Look. It’s true that the organization of these cookbooks is a little odd. On the other hand, there’s an index, which is, actually, the first place I go when I’m hunting down a recipe in a cookbook, so — it doesn’t MATTER how weird the organization of the book is. If there’s an index, we’re fine.
It’s also true that Hodgman recommends use of Crisco — but only in rare and limited situations. She’s hardly shilling for the Crisco people. In fact, at the end of the book she writes a lovely little series of pieces about specific ingredients or tools, and talks specifically about Crisco, which she uses as sparingly as possible. She clearly finds the stuff vile.
Here’s what Hodgman does really well. She takes recipes that are for normal, mundane things (like cookies) and doesn’t waste your time with crappy versions of it. She doesn’t waste time on photographs of food you don’t need. This is a book for someone who’s fundamentally comfortable in the kitchen, and wants to make things that are reliable and — for the most part — not too time consuming or difficult. (There are huge exceptions to this: the recipe for croissants? JESUS. I won’t be making croissants any time soon, and I think of myself as someone who could probably do it, if I decided to.)
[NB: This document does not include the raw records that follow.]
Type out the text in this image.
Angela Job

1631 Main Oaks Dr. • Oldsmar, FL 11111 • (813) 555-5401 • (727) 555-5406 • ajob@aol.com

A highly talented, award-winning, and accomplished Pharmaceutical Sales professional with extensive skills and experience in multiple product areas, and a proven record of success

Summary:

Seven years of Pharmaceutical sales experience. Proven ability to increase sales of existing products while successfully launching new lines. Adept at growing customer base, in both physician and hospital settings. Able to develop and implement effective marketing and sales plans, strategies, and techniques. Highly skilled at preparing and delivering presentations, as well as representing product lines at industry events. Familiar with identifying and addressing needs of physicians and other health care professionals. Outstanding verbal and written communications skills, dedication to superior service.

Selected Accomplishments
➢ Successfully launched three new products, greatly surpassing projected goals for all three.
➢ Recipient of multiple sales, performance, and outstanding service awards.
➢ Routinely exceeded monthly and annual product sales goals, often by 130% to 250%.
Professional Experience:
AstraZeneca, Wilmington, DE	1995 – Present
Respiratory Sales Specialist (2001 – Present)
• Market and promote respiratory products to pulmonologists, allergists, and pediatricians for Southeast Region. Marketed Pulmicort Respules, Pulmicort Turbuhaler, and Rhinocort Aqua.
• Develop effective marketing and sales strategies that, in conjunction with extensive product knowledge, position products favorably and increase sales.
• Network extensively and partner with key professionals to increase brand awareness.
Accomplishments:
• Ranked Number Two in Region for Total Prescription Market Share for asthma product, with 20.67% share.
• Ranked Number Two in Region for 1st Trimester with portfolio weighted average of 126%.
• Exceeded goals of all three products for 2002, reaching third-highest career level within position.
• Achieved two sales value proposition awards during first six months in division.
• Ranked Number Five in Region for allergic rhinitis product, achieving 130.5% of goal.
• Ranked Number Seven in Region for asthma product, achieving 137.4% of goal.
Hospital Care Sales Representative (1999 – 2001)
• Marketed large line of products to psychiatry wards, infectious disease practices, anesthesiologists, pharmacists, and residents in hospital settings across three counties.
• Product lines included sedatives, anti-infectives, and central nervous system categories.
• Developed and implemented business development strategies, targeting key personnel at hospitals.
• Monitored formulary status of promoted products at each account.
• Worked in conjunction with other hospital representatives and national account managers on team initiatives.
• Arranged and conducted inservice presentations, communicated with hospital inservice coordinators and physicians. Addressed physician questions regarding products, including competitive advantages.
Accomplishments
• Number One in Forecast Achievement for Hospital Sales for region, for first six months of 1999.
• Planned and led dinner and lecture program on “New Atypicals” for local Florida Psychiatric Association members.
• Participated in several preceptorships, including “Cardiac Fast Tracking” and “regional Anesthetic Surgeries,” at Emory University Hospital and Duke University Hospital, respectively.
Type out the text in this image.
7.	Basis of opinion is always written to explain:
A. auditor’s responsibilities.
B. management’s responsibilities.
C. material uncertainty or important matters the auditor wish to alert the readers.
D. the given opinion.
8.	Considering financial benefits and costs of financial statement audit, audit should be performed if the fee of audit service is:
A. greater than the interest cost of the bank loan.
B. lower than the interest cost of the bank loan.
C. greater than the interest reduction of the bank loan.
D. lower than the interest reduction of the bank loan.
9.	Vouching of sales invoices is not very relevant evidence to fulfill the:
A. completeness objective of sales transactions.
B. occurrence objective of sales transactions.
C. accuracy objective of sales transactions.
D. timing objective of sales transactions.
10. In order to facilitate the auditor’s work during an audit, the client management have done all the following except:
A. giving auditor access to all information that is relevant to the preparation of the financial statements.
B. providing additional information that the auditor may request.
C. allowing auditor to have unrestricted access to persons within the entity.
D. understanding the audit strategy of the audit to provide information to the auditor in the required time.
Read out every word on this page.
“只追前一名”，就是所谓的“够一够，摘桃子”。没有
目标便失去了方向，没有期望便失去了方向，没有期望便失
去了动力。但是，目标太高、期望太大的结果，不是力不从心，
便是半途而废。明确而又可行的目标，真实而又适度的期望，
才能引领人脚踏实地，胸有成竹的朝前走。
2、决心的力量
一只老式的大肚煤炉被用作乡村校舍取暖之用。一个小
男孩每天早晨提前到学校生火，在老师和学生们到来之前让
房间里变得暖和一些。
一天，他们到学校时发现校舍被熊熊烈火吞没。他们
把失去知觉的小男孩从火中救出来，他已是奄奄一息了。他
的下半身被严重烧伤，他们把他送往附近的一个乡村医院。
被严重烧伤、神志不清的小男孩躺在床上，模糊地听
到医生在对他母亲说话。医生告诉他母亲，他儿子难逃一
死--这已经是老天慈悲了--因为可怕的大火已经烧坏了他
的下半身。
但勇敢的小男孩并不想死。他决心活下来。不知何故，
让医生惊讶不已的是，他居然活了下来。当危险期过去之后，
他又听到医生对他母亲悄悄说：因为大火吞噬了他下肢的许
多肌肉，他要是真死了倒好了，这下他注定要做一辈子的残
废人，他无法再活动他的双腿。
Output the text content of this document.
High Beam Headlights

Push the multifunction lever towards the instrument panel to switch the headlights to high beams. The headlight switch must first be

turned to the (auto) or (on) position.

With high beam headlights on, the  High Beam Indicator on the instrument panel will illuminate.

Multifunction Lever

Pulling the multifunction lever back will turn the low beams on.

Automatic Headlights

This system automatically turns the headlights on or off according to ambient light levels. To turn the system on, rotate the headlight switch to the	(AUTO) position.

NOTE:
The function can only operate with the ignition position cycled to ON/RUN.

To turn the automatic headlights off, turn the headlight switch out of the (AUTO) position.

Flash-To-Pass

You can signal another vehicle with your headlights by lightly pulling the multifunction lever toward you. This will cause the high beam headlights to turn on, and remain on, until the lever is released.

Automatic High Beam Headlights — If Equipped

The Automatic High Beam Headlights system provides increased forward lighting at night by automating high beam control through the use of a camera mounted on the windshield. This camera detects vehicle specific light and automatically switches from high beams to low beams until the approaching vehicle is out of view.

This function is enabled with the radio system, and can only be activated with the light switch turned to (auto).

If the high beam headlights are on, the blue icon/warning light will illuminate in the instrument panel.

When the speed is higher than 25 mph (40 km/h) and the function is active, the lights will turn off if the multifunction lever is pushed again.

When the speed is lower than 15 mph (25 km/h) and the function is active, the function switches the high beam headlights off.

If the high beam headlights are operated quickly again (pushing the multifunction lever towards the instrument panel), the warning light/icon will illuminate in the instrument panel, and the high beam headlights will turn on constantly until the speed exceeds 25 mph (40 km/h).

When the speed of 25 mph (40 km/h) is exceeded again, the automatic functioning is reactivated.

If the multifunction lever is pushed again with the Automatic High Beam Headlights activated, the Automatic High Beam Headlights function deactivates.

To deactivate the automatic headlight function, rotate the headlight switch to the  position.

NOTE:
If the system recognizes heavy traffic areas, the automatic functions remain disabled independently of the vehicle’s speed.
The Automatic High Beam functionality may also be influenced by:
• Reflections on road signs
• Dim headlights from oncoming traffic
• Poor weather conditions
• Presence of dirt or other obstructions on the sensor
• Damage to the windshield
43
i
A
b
Interestingly to me, her bread recipe — the World’s Best Bread — is different from the bread I make on a near-weekly basis, but the logic behind it is really similar. While my ingredients list varies from hers, and I don’t do a separate sponge (though I suppose I could) the principle of both loaves is this: use a tiny amount of yeast, and let it rise for 24 hours. In my case, I do three rises, one of them cold. This, she does not say to do. But I think we’re on the same basic wavelength. With Hodgman’s cookbook, the point is not necessarily speed, it is results. (Incidentally, this is where another Amazon reviewer is wrong. She posits that Hodgman is just a highbrow Peg Bracken. I see what she means — they both have the light, comic tone in their writing — but Bracken was all about the shortcut, the “why bother,” the canned soup. The results didn’t have to be stunningly good; they just had to be good enough. Whereas Hodgman isn’t satisfied with that: she is after superlatives, the superb loaf, the Platonic vanilla ice cream. This is not Bracken-y at all. If Bracken read this book, she’d appreciate the humor and say, “yeah, I’d like to eat that, but damned if I’m going to cook it.” And that’s ok.
Here’s what else is so awesomely cool about the new edition of Beat This!:
It’s the only cookbook I personally know of that refers casually to Nicholson Baker.